TCF shares have risen more than 15% since first-quarter results were released Thursday.

Terry McEvoy, an analyst at Oppenheimer & Co., said in a research note that he expects some revenue disruption for TCF and that the fourth quarter and possibly first quarter of 2011 "will see some lumpy results" as the regulatory changes are implemented.

Still, Davis said he is confident that any disruption "is not going to be the undoing of TCF."

In the first quarter the company's banking fees and service charges grew 12% from a year earlier, in part because of increased transaction activities and higher account maintenance fees.

"We're seeing a higher volume of transactions on our debit cards and a higher dollar amount of the purchase price, which affects our revenue significantly," William A. Cooper, the company's chief executive, said in an earnings conference call last week.

TCF reported net income of $33.9 million, a 27.3% rise from a year earlier, largely the result of lower-than-expected provisioning for loan losses, as well as fee income growth and reduced operating expenses.

The $50.1 million loss provision — which beat most analysts' projections by $20 million — stemmed primarily from reduced charge-offs. Nonperforming assets were relatively flat, though consumer delinquencies rose along with classified consumer real estate loans.

TCF raised $165 million in a first-quarter public offering, boosting its capital ratios to their highest levels in 30 years, Cooper said.
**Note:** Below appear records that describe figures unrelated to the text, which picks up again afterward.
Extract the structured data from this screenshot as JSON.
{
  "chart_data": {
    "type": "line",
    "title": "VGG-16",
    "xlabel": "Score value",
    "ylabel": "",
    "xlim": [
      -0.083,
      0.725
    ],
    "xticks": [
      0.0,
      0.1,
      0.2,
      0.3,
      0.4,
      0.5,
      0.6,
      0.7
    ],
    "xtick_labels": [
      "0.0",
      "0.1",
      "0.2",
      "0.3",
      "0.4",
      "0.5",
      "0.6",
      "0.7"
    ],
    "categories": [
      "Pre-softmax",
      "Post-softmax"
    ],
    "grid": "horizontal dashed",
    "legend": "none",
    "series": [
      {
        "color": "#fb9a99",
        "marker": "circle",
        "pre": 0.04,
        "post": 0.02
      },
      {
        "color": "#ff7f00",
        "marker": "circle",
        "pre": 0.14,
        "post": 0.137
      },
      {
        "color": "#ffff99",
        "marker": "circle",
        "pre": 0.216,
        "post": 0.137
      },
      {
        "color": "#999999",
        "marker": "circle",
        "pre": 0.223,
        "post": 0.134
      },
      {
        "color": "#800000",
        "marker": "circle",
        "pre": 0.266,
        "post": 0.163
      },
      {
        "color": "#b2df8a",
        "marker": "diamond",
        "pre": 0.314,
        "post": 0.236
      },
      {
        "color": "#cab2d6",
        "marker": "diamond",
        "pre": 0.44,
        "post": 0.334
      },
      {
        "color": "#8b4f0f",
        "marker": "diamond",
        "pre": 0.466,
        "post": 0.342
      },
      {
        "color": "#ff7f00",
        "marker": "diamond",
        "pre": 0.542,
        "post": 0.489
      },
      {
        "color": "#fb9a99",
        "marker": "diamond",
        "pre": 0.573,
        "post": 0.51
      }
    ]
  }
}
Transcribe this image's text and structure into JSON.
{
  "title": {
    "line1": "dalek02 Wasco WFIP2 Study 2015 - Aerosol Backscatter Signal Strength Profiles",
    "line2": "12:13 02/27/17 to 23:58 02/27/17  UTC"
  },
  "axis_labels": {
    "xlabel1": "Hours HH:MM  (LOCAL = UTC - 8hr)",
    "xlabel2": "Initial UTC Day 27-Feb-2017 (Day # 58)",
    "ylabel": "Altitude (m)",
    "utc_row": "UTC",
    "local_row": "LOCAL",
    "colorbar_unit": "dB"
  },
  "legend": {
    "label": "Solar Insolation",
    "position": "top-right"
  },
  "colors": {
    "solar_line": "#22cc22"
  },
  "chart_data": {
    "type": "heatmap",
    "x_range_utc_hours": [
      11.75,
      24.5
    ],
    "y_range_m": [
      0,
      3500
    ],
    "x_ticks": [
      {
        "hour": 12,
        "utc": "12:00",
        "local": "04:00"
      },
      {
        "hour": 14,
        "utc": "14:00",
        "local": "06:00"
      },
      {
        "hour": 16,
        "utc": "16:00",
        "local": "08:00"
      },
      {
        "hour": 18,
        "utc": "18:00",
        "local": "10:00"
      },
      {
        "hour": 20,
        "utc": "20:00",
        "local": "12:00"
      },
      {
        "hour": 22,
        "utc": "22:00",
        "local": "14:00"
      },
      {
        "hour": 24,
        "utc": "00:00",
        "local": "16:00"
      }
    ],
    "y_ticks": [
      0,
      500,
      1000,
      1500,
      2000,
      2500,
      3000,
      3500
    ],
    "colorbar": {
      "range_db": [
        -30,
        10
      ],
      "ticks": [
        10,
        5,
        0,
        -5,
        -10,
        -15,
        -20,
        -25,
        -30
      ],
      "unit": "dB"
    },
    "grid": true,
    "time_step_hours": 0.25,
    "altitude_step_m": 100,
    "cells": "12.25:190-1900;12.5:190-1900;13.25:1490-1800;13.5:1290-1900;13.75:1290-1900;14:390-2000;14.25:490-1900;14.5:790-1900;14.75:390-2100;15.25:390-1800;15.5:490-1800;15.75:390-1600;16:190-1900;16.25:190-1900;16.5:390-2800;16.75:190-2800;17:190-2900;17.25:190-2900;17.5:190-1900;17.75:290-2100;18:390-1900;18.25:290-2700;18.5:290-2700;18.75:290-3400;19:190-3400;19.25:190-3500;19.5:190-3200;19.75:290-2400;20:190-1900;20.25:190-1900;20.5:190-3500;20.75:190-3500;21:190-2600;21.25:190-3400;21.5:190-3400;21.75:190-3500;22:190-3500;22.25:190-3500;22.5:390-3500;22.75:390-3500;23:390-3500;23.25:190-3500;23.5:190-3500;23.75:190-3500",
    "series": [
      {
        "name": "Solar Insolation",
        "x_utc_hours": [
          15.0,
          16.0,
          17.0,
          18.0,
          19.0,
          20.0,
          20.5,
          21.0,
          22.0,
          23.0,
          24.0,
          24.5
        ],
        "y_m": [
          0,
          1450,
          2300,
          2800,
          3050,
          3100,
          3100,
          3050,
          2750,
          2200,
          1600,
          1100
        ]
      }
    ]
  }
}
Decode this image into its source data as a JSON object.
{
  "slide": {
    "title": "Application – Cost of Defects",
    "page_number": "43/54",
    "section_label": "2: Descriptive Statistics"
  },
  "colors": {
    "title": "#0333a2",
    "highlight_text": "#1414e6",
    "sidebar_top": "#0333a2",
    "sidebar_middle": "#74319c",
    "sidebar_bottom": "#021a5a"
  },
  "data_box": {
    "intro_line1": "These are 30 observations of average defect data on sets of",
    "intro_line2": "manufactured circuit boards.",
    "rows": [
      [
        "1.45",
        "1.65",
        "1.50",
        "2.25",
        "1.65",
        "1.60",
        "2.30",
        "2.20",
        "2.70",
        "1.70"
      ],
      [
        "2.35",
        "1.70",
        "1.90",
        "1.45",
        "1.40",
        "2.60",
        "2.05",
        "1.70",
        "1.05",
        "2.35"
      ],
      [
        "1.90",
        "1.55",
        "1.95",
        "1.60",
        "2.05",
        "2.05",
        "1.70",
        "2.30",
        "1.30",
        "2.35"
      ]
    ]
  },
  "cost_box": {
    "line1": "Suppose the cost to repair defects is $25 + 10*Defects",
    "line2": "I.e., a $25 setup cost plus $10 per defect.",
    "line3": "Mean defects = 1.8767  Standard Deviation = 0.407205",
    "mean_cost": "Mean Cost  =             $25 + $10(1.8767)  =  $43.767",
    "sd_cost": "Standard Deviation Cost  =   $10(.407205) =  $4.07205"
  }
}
"It's nowhere near up to our prior standard of performance, and it's not the end by any means of our credit issues, but maybe it's the end of the beginning," Cooper said. "In general, I think we can see the end of the tunnel."

Lana Chan, a senior banking analyst at Bank of Montreal's BMO Capital Markets, said the company's profit performance was aided by its solid loan portfolio. It has held up better than those of its peers throughout the downturn, she said, by avoiding nonrelationship lending

"They don't tend to chase the flavor-of-the-month that has gotten some other banks in trouble," she said.

TCF is also one of the few banks to report loan growth, up 5% in the quarter.

"Its earnings are not being driven by release of loan-loss reserves solely," Davis said. "It's a real, live growing company."